Cats are very stoic and it’s easy for cat parents to miss signs of pain or discomfort. For an animal, it’s also important for survival to not display signs of physical weakness, if at all possible.
When you are in pain, the doctor or nurse will ask you to rate your pain on a scale of 1-10. With children, they may use the self-assessment scale that has different facial expressions to help a child better communicate the level of pain. Being able to quickly identify how bad the pain is and where it’s located, aids in diagnosis and in relieving the suffering. Your cat can’t communicate to you and verbally describe the location and level of pain. Your cat can’t even point to the spot on his body the way a young child could. It’s important for you to pay attention to physical signs as well as changes in behavior, personality or routine that could possibly be a red flag. If you suspect your cat is in pain, please don’t hesitate to get him to the veterinarian.

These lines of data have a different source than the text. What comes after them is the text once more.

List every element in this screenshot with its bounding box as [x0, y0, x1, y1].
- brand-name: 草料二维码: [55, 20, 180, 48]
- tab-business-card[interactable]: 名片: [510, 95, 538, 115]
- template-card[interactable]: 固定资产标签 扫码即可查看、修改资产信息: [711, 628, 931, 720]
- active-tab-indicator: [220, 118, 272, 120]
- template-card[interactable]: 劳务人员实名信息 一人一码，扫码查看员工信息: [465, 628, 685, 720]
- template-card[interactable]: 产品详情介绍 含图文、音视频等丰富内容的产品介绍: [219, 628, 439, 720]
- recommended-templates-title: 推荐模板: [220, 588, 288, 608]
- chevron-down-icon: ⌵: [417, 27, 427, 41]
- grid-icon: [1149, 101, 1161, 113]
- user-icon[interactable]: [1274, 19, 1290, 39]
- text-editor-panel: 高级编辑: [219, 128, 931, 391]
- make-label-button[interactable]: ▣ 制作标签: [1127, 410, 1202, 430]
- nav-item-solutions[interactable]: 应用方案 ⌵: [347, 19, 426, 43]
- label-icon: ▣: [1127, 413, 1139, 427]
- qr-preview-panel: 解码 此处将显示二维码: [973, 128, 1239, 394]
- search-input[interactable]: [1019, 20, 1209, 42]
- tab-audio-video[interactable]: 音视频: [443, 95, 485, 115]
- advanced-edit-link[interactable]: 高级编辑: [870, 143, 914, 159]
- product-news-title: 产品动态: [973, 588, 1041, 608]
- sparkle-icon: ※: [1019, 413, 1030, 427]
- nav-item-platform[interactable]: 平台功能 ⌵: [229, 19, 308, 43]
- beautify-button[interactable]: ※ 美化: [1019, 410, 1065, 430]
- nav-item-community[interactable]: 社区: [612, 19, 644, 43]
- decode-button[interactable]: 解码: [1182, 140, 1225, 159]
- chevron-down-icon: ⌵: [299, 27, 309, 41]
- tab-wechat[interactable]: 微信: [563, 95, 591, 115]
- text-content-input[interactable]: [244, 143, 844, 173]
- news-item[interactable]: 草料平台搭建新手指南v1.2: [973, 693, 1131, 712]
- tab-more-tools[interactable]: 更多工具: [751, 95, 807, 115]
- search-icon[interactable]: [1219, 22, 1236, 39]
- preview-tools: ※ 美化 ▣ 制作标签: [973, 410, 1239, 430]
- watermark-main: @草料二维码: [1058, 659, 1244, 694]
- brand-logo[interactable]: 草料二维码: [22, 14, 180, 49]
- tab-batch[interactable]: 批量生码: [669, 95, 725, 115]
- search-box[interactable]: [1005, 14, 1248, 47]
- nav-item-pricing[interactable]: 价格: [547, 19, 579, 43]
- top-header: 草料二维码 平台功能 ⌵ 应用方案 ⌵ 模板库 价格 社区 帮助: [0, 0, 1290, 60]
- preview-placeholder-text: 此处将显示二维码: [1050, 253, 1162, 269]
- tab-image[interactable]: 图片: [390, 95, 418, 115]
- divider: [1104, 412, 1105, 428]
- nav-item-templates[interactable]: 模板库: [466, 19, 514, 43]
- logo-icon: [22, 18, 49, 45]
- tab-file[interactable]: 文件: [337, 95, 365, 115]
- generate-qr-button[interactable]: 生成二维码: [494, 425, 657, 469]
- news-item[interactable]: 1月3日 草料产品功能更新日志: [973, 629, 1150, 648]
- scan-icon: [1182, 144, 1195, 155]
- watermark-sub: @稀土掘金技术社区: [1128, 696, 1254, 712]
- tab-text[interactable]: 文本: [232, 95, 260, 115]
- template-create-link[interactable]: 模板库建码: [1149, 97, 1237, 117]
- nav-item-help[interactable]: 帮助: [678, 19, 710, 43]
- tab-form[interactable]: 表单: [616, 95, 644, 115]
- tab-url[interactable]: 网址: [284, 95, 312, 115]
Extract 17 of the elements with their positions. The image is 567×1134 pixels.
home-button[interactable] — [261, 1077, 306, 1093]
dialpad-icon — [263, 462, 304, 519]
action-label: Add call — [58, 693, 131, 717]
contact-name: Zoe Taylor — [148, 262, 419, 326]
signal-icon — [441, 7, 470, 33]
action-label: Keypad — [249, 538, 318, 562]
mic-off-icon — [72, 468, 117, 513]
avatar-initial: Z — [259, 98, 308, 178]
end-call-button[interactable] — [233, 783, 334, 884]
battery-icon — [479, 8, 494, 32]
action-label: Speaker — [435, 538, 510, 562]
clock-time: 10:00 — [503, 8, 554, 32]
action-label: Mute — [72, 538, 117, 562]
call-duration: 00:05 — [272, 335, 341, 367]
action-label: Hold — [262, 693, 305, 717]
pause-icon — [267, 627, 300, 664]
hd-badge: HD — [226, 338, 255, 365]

Here are 10 signs that your cat may be in pain. This is not an all-inclusive list but just a way to get you started on being more observant.
1.Increased Vocalization or Change in the Sound of Vocalization
Your cat may normally be vocal but you may now notice an increase in vocalization or changes to the tone or intensity of his meows. They may now sound more like crying or they may be more frequent. Don’t ignore changes in vocalization and just label your cat as becoming whiny.
2.Licking a Particular Area of the Body
Cats are famous for how much they groom, but if you notice your cat is focusing on a particular area of the body it could be his attempt at relieving pain in that one spot. You might not notice the actual grooming but you may see less fur in that spot or even a bald patch. The increased grooming may cause your cat to have hairballs as well so pay attention to any increase there as well.
3.Change in the Appearance of the Eyes
You might see the appearance of the nictitating membrane. This is a thin film that may cover the eye or may just be partially visible. With pain, the cat may begin squinting or start keeping eyes closed totally.
4.Hiding and Withdrawal From Family
If you notice your cat becoming more withdrawn or hiding more, it could be an indication of pain. If your cat is normally very social, an increase in hiding is easier to spot but if your cat is timid and tends to hide, it can be much more difficult. Your cat may normally be very affectionate and now you’ve noticed he doesn’t want to be on your lap or he doesn’t do much facial rubbing. The cat may now prefer staying in darkened rooms.
5.Panting or Open Mouth Breathing
This is not a normal way of breathing so don’t ignore this physical sign.